Monika Ehlers, Vorstandsmitglied der Großhansdorfer Einrichtung, sagt allerdings auch über die Halterinnen: „Das war keine Tierliebe. Ich habe das Gefühl, dass alle Katzen eine Krankheit haben.“ Außerdem spekuliert sie auf Inzucht. „Die Tiere ignorieren bei uns die Katzentoiletten.“ Anfang der kommenden Woche startet ein Tierarzt mit den Untersuchungen. Diese sind nicht günstig. Das Kastrieren einer Katze kostet laut Julia Specht rund 150 Euro, jenes eines Katers 90 Euro. Hinzu kommt das Impfen mit bis zu 60 Euro. Das Tierheim wirbt auf seiner Homepage bei der Bevölkerung auch um finanzielle Unterstützung.
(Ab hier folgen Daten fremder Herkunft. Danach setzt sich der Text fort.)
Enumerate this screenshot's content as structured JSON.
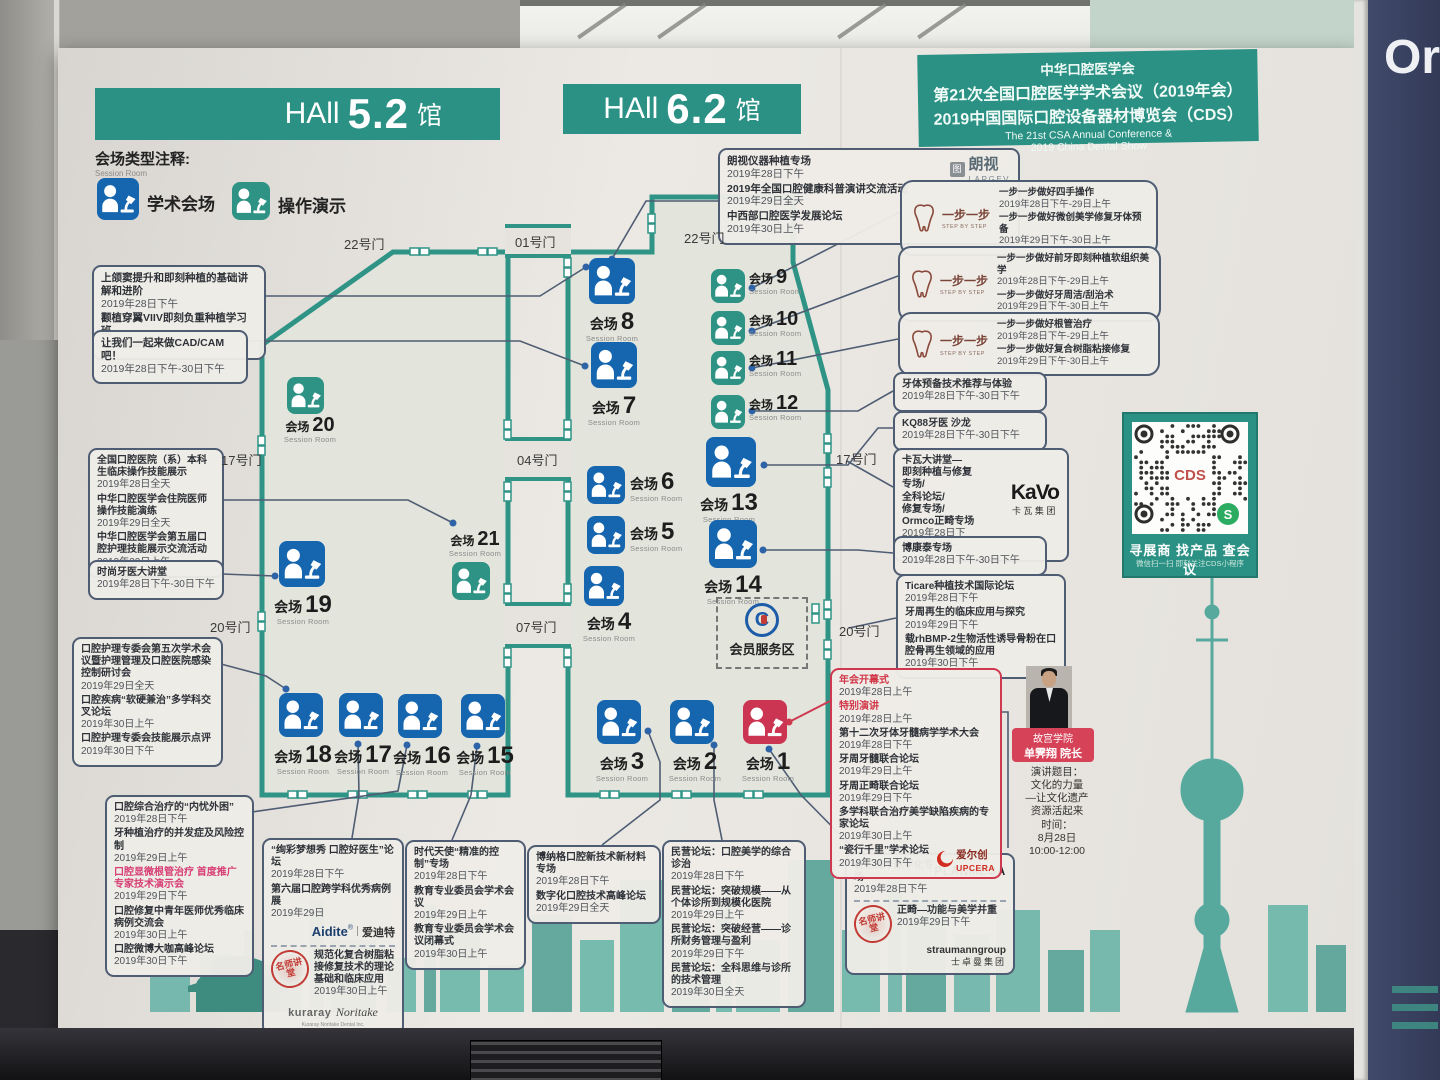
{
  "wall_text": "Or",
  "conference_header": {
    "l1": "中华口腔医学会",
    "l2": "第21次全国口腔医学学术会议（2019年会）",
    "l3": "2019中国国际口腔设备器材博览会（CDS）",
    "l4": "The 21st CSA Annual Conference &",
    "l5": "2019 China Dental Show"
  },
  "hall_titles": {
    "h52": {
      "pre": "HAll",
      "num": "5.2",
      "post": "馆"
    },
    "h62": {
      "pre": "HAll",
      "num": "6.2",
      "post": "馆"
    }
  },
  "legend": {
    "title": "会场类型注释:",
    "subtitle": "Session Room",
    "academic": "学术会场",
    "demo": "操作演示"
  },
  "room_label": "会场",
  "room_sub": "Session Room",
  "rooms": [
    {
      "num": "1",
      "type": "red"
    },
    {
      "num": "2",
      "type": "blue"
    },
    {
      "num": "3",
      "type": "blue"
    },
    {
      "num": "4",
      "type": "blue"
    },
    {
      "num": "5",
      "type": "blue"
    },
    {
      "num": "6",
      "type": "blue"
    },
    {
      "num": "7",
      "type": "blue"
    },
    {
      "num": "8",
      "type": "blue"
    },
    {
      "num": "9",
      "type": "teal"
    },
    {
      "num": "10",
      "type": "teal"
    },
    {
      "num": "11",
      "type": "teal"
    },
    {
      "num": "12",
      "type": "teal"
    },
    {
      "num": "13",
      "type": "blue"
    },
    {
      "num": "14",
      "type": "blue"
    },
    {
      "num": "15",
      "type": "blue"
    },
    {
      "num": "16",
      "type": "blue"
    },
    {
      "num": "17",
      "type": "blue"
    },
    {
      "num": "18",
      "type": "blue"
    },
    {
      "num": "19",
      "type": "blue"
    },
    {
      "num": "20",
      "type": "teal"
    },
    {
      "num": "21",
      "type": "teal"
    }
  ],
  "doors": [
    "22号门",
    "01号门",
    "22号门",
    "04号门",
    "07号门",
    "17号门",
    "20号门",
    "17号门",
    "20号门"
  ],
  "member_area": {
    "label": "会员服务区"
  },
  "qr": {
    "title": "寻展商 找产品 查会议",
    "subtitle": "微信扫一扫 即刻关注CDS小程序",
    "center": "CDS",
    "wechat": "S"
  },
  "speaker": {
    "org": "故宫学院",
    "name": "单霁翔 院长",
    "lines": [
      "演讲题目：",
      "文化的力量",
      "—让文化遗产",
      "资源活起来",
      "时间：",
      "8月28日",
      "10:00-12:00"
    ]
  },
  "logos": {
    "largev": {
      "cn": "朗视",
      "en": "LARGEV",
      "ic": "图"
    },
    "step": {
      "cn": "一步一步",
      "en": "STEP BY STEP"
    },
    "kavo": {
      "en": "KaVo",
      "cn": "卡瓦集团"
    },
    "upcera": {
      "cn": "爱尔创",
      "en": "UPCERA"
    },
    "aidite": {
      "en": "Aidite",
      "cn": "爱迪特"
    },
    "mingshi": {
      "cn": "名师讲堂"
    },
    "kuraray": {
      "en1": "kuraray",
      "en2": "Noritake",
      "tag": "Kuraray Noritake Dental Inc."
    },
    "planmeca": {
      "en": "PLANMECA"
    },
    "straumann": {
      "en": "straumanngroup",
      "cn": "士卓曼集团"
    },
    "csa_c": "C"
  },
  "boxes": {
    "b1": {
      "lines": [
        {
          "t": "上颌窦提升和即刻种植的基础讲解和进阶",
          "d": "2019年28日下午"
        },
        {
          "t": "颧植穿翼VIIV即刻负重种植学习班",
          "d": "2019年29日全天"
        }
      ]
    },
    "b2": {
      "lines": [
        {
          "t": "让我们一起来做CAD/CAM吧！",
          "d": "2019年28日下午-30日下午"
        }
      ]
    },
    "b3": {
      "lines": [
        {
          "t": "全国口腔医院（系）本科生临床操作技能展示",
          "d": "2019年28日全天"
        },
        {
          "t": "中华口腔医学会住院医师操作技能演练",
          "d": "2019年29日全天"
        },
        {
          "t": "中华口腔医学会第五届口腔护理技能展示交流活动",
          "d": "2019年30日上午"
        }
      ]
    },
    "b4": {
      "lines": [
        {
          "t": "时尚牙医大讲堂",
          "d": "2019年28日下午-30日下午"
        }
      ]
    },
    "b5": {
      "lines": [
        {
          "t": "口腔护理专委会第五次学术会议暨护理管理及口腔医院感染控制研讨会",
          "d": "2019年29日全天"
        },
        {
          "t": "口腔疾病“软硬兼治”多学科交叉论坛",
          "d": "2019年30日上午"
        },
        {
          "t": "口腔护理专委会技能展示点评",
          "d": "2019年30日下午"
        }
      ]
    },
    "b6": {
      "lines": [
        {
          "t": "口腔综合治疗的“内忧外困”",
          "d": "2019年28日下午"
        },
        {
          "t": "牙种植治疗的并发症及风险控制",
          "d": "2019年29日上午"
        },
        {
          "t": "口腔显微根管治疗 首度推广专家技术演示会",
          "d": "2019年29日下午",
          "red": true
        },
        {
          "t": "口腔修复中青年医师优秀临床病例交流会",
          "d": "2019年30日上午"
        },
        {
          "t": "口腔微博大咖高峰论坛",
          "d": "2019年30日下午"
        }
      ]
    },
    "b7": {
      "lines": [
        {
          "t": "“绚彩梦想秀 口腔好医生”论坛",
          "d": "2019年28日下午"
        },
        {
          "t": "第六届口腔跨学科优秀病例展",
          "d": "2019年29日"
        },
        {
          "t": "规范化复合树脂粘接修复技术的理论基础和临床应用",
          "d": "2019年30日上午"
        }
      ]
    },
    "b8": {
      "lines": [
        {
          "t": "时代天使“精准的控制”专场",
          "d": "2019年28日下午"
        },
        {
          "t": "教育专业委员会学术会议",
          "d": "2019年29日上午"
        },
        {
          "t": "教育专业委员会学术会议闭幕式",
          "d": "2019年30日上午"
        }
      ]
    },
    "b9": {
      "lines": [
        {
          "t": "博纳格口腔新技术新材料专场",
          "d": "2019年28日下午"
        },
        {
          "t": "数字化口腔技术高峰论坛",
          "d": "2019年29日全天"
        }
      ]
    },
    "b10": {
      "lines": [
        {
          "t": "民营论坛：口腔美学的综合诊治",
          "d": "2019年28日下午"
        },
        {
          "t": "民营论坛：突破规模——从个体诊所到规模化医院",
          "d": "2019年29日上午"
        },
        {
          "t": "民营论坛：突破经营——诊所财务管理与盈利",
          "d": "2019年29日下午"
        },
        {
          "t": "民营论坛：全科思维与诊所的技术管理",
          "d": "2019年30日全天"
        }
      ]
    },
    "b11": {
      "lines": [
        {
          "t": "普兰梅卡数字化专场",
          "d": "2019年28日下午"
        },
        {
          "t": "正畸—功能与美学并重",
          "d": "2019年29日下午"
        }
      ]
    },
    "b12": {
      "lines": [
        {
          "t": "朗视仪器种植专场",
          "d": "2019年28日下午"
        },
        {
          "t": "2019年全国口腔健康科普演讲交流活动",
          "d": "2019年29日全天"
        },
        {
          "t": "中西部口腔医学发展论坛",
          "d": "2019年30日上午"
        }
      ]
    },
    "b13": {
      "lines": [
        {
          "t": "一步一步做好四手操作",
          "d": "2019年28日下午-29日上午"
        },
        {
          "t": "一步一步做好微创美学修复牙体预备",
          "d": "2019年29日下午-30日上午"
        }
      ]
    },
    "b14": {
      "lines": [
        {
          "t": "一步一步做好前牙即刻种植软组织美学",
          "d": "2019年28日下午-29日上午"
        },
        {
          "t": "一步一步做好牙周洁/刮治术",
          "d": "2019年29日下午-30日上午"
        }
      ]
    },
    "b15": {
      "lines": [
        {
          "t": "一步一步做好根管治疗",
          "d": "2019年28日下午-29日上午"
        },
        {
          "t": "一步一步做好复合树脂粘接修复",
          "d": "2019年29日下午-30日上午"
        }
      ]
    },
    "b16": {
      "lines": [
        {
          "t": "牙体预备技术推荐与体验",
          "d": "2019年28日下午-30日下午"
        }
      ]
    },
    "b17": {
      "lines": [
        {
          "t": "KQ88牙医 沙龙",
          "d": "2019年28日下午-30日下午"
        }
      ]
    },
    "b18": {
      "lines": [
        {
          "t": "卡瓦大讲堂—"
        },
        {
          "t": "即刻种植与修复专场/"
        },
        {
          "t": "全科论坛/"
        },
        {
          "t": "修复专场/"
        },
        {
          "t": "Ormco正畸专场",
          "d": "2019年28日下午-30日上午"
        }
      ]
    },
    "b19": {
      "lines": [
        {
          "t": "博康泰专场",
          "d": "2019年28日下午-30日下午"
        }
      ]
    },
    "b20": {
      "lines": [
        {
          "t": "Ticare种植技术国际论坛",
          "d": "2019年28日下午"
        },
        {
          "t": "牙周再生的临床应用与探究",
          "d": "2019年29日下午"
        },
        {
          "t": "载rhBMP-2生物活性诱导骨粉在口腔骨再生领域的应用",
          "d": "2019年30日下午"
        }
      ]
    },
    "b21": {
      "lines": [
        {
          "t": "年会开幕式",
          "d": "2019年28日上午",
          "red": true
        },
        {
          "t": "特别演讲",
          "d": "2019年28日上午",
          "red": true
        },
        {
          "t": "第十二次牙体牙髓病学学术大会",
          "d": "2019年28日下午"
        },
        {
          "t": "牙周牙髓联合论坛",
          "d": "2019年29日上午"
        },
        {
          "t": "牙周正畸联合论坛",
          "d": "2019年29日下午"
        },
        {
          "t": "多学科联合治疗美学缺陷疾病的专家论坛",
          "d": "2019年30日上午"
        },
        {
          "t": "“瓷行千里”学术论坛",
          "d": "2019年30日下午"
        }
      ]
    }
  }
}
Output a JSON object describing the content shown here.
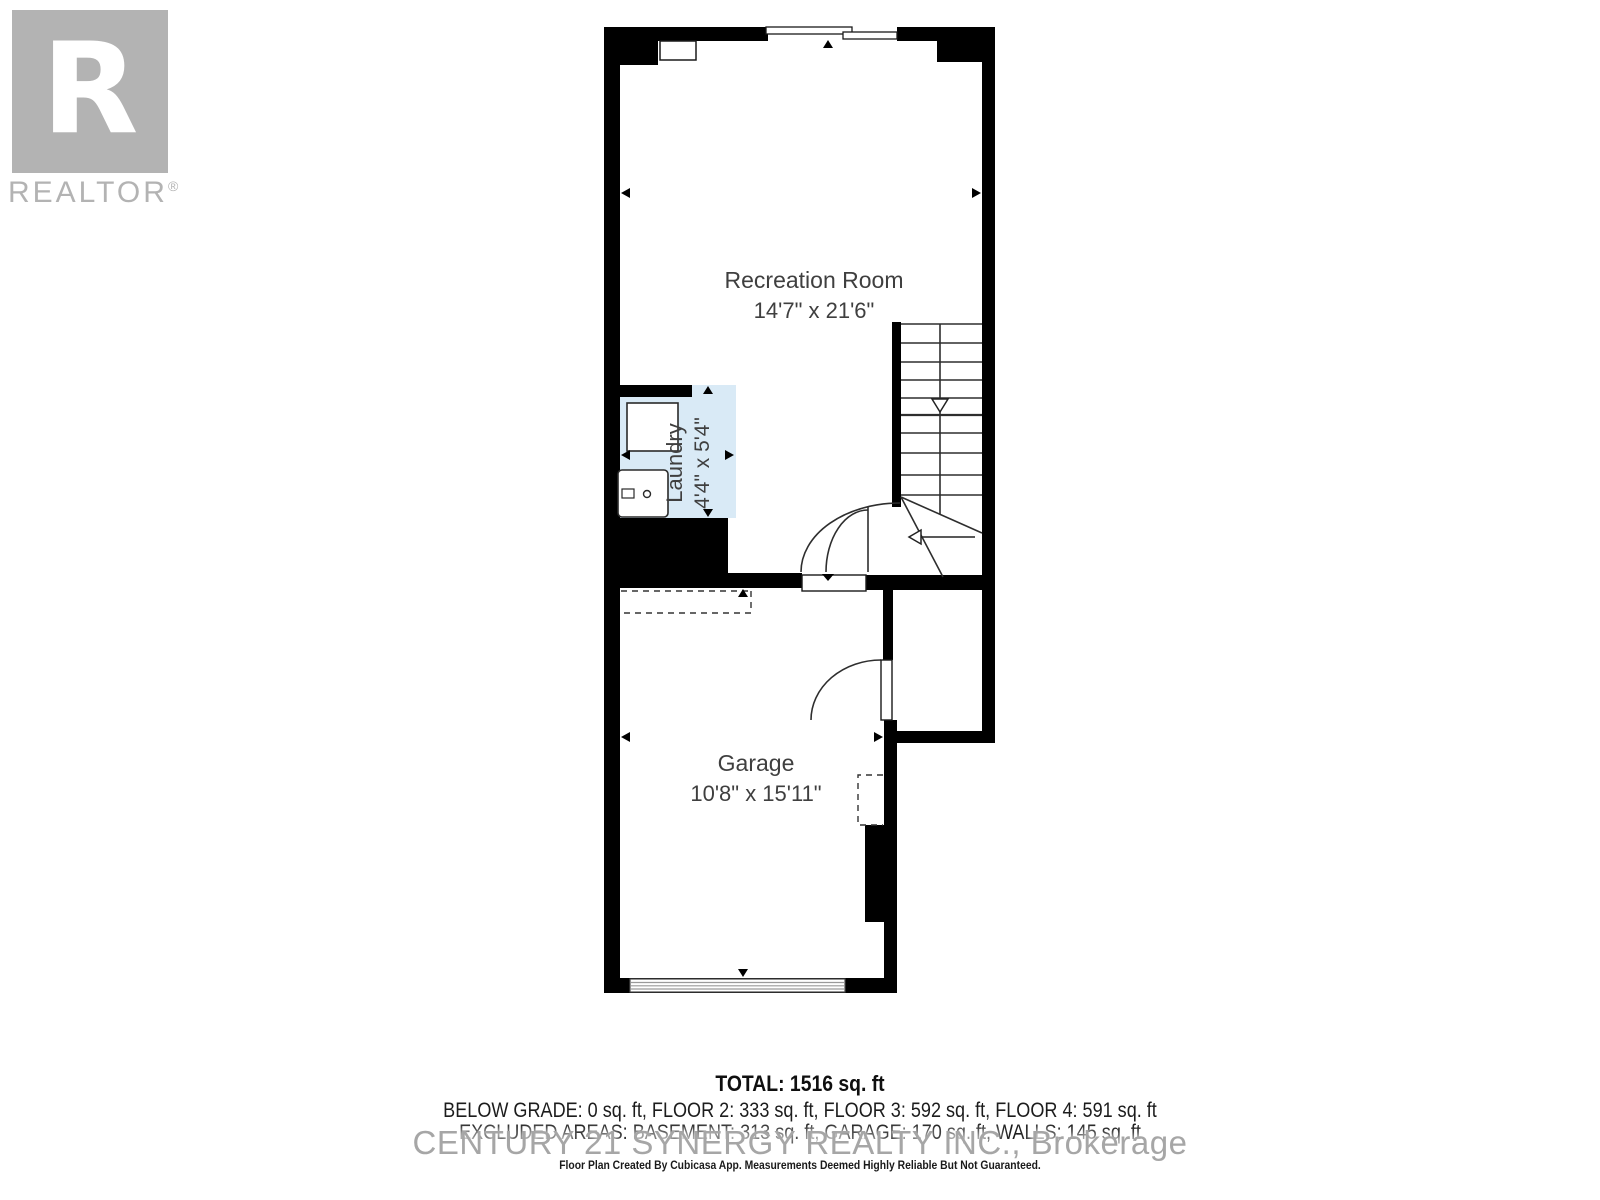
{
  "branding": {
    "logo_letter": "R",
    "logo_text": "REALTOR",
    "logo_registered": "®",
    "logo_color": "#b3b3b3"
  },
  "floor_plan": {
    "rooms": [
      {
        "name": "Recreation Room",
        "dimensions": "14'7\" x 21'6\""
      },
      {
        "name": "Laundry",
        "dimensions": "4'4\" x 5'4\""
      },
      {
        "name": "Garage",
        "dimensions": "10'8\" x 15'11\""
      }
    ],
    "colors": {
      "wall": "#000000",
      "laundry_fill": "#d9eaf6",
      "line": "#2e2e2e",
      "label_text": "#3f3f3f"
    }
  },
  "summary": {
    "total": "TOTAL: 1516 sq. ft",
    "floors": "BELOW GRADE: 0 sq. ft, FLOOR 2: 333 sq. ft, FLOOR 3: 592 sq. ft, FLOOR 4: 591 sq. ft",
    "excluded": "EXCLUDED AREAS: BASEMENT: 313 sq. ft, GARAGE: 170 sq. ft, WALLS: 145 sq. ft",
    "watermark": "CENTURY 21 SYNERGY REALTY INC., Brokerage",
    "disclaimer": "Floor Plan Created By Cubicasa App. Measurements Deemed Highly Reliable But Not Guaranteed."
  }
}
Acht Personen aus Umgebung vermissen ihre Katze
Die Vierbeiner sollen erst zu einem späteren Zeitpunkt vermittelt werden. Zuerst versucht die Gemeinde, von den zwei Frauen eine Abtretungserklärung für die Katzen zu bekommen. Das Schriftstück haben sie am Donnerstag erhalten, laut Voß aber noch nicht unterschrieben.
Auf dem vermüllten Grundstück sind immer noch sogenannte Lebendfallen aufgestellt, denn womöglich halten sich dort weitere verstörte Tiere versteckt. Nachbarn schauen regelmäßig nach. Acht Personen aus der Umgebung haben sich beim Großhansdorfer Tierheim gemeldet, weil sie ihre Katze vermissen und vermuten, dass die Vierbeiner im Messie-Haus untergekommen waren.
Doch wie ist das herauszufinden? Wenn Katzen einen implantierten Chip haben und zudem beim deutschen Tierschutzbund gemeldet sind, können sie durch ein spezielles Zahlenlesegerät ihrem Halter zugeordnet werden. Über ein solches verfügt das Großhansdorfer Heim. Die Prüfung geht mit dem Tierarztbesuch nächste Woche einher.